Why it matters: The aggressive letter from his lawyers to Fox positions Carlson to argue that the noncompete provision in his contract is no longer valid — freeing him to launch his own competing show or media enterprise.
[…]
The intrigue: The Twitter move would seem to technically violate Carlson's contract with Fox, but his lawyers' letter effectively holds that Fox breached the contract first.
The details are here if you want them. I don’t want to stray too far into these particular weeds.
What I do want to offer is my take on why this move is so significant.
Under Musk’s leadership, Twitter is evolving into something more than what it was before he acquired the social media platform in a $44 billion dollar deal and took the company private.
Last month, Musk opened paid subscriptions to Twitter content. He has also allowed long-form text (up to 10,000 characters) and “hours long video” for users of the paid Twitter Blue service.
In other words, he is turning Twitter into a full-fledged, monetizable content platform that will eventually compete even with big video services like YouTube. I’m already seeing podcasters talking about opportunities there.
When a big fish like Carlson adopts a platform like Twitter that is relatively untested in the video content space, and does so under the auspices of a subscription service that is just rolling out, that’s a potential game changer. It’s going to test the limits of what the service is capable of, and considering Twitter’s reach, especially among the news-addicted, the sky’s the limit.
When Tucker made his first post-fox appearance in a Twitter video on April 26, he quickly rocketed past his 2022 average of 3 million views per show to a whopping 16 million on that video - the first day. That video now stands at 24.2 million views, embedded in a tweet that’s been seen 84 million times. (Not everyone who sees the tweet watches the video; it’s still a little unclear exactly how Twitter counts these different stats.)
Today’s video already has 4.7 million views, and it’s only a few hours old. Tucker’s account has 7 million followers. If only a quarter of those followers become subscribers at, say, $5 a month, that’s $8.75 million dollars of monthly revenue — $105 million annually. Carlson, who was bringing in a reported $35 million annually with Fox — making him the highest paid cable news personality in the world — would leave his previous earnings in the dust. And he’d be accountable only to subscribers. Not to advertisers, not to Rupert Murdoch, not to corporate lawyers, just to subscribers and the Twitter terms of service.
In the public relations world, we used to refer to this kind of disruptive capacity as “asymmetrical warfare.” It’s not entirely dissimilar to how a bunch of modern-day cave men with old Russian weapons (aka, the Taliban) were able to hold off the most powerful military in the world for years in the mountains of Afghanistan. Conventional powers — and conventional gatekeepers — no longer control the board.
It was a very big deal when Joe Rogan got offered $100 million — “fuck you money,” as he likes to call it — to move his podcast exclusively to Spotify. But Carlson could potentially haul in something similar every year.

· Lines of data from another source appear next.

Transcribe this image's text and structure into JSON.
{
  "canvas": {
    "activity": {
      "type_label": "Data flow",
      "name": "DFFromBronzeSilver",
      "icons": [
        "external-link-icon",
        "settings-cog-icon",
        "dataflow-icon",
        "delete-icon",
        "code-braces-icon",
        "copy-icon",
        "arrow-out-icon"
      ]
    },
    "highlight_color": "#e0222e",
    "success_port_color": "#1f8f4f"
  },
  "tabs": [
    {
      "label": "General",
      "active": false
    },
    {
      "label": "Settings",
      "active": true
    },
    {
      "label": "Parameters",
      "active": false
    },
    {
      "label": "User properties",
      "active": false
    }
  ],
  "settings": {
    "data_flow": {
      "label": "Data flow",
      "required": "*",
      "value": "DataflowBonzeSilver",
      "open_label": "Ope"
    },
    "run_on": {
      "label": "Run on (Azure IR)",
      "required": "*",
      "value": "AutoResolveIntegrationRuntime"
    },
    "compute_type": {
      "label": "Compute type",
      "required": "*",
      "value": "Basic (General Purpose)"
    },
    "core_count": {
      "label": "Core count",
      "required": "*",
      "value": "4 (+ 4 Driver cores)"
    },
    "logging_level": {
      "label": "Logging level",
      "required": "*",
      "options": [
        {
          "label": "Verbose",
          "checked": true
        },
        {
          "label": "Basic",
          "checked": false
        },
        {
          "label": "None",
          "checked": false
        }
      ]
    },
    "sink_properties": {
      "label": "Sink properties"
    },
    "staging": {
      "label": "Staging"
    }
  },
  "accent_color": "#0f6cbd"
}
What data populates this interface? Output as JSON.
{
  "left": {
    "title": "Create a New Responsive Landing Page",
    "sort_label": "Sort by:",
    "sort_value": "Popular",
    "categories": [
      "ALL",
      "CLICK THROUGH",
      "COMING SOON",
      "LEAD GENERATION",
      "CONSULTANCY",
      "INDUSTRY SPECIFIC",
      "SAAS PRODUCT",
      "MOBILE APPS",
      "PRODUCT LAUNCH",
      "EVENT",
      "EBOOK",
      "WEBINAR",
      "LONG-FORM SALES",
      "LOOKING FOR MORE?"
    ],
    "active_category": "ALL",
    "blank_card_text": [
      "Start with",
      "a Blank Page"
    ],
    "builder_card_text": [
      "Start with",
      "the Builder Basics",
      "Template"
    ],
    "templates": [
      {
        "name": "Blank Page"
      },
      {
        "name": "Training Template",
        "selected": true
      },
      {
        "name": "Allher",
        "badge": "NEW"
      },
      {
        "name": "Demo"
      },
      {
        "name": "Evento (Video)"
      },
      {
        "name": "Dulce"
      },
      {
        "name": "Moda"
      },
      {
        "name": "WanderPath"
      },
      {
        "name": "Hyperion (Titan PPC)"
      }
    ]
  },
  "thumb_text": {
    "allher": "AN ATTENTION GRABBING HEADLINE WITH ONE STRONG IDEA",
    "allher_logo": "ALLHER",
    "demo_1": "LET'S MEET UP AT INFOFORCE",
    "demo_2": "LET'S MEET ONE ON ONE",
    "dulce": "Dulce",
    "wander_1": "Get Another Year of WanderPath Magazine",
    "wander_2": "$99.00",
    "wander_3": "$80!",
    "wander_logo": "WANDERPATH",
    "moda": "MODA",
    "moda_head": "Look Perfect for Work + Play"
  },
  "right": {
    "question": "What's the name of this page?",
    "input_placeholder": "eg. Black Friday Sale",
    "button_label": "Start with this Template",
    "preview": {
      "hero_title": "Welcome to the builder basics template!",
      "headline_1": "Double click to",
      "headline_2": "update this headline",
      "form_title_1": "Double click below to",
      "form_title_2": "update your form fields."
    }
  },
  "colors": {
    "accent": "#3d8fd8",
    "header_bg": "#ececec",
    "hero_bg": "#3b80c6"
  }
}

And when he does, every single major content creator with an audience is going to notice. Many are going to follow suit. And they, too, will be free from the imposed constraints of moneyed interests who want them to steer clear of political or ideological third rails, and YouTube and Facebook are still censoring videos for wrongthink.
This is going to change the information landscape drastically, at a time when the belief that the media is lying to us is growing exponentially, and trust in “experts” and institutions is diminishing dangerously fast.
Interestingly, Elon Musk has already made clear that Carlson chose to make this move independent of any incentive or deal:
We can’t quite see what it means clearly yet, but this is a serious paradigm shift. And it’s another nail in the coffin of cable news as a trusted and influential source of information.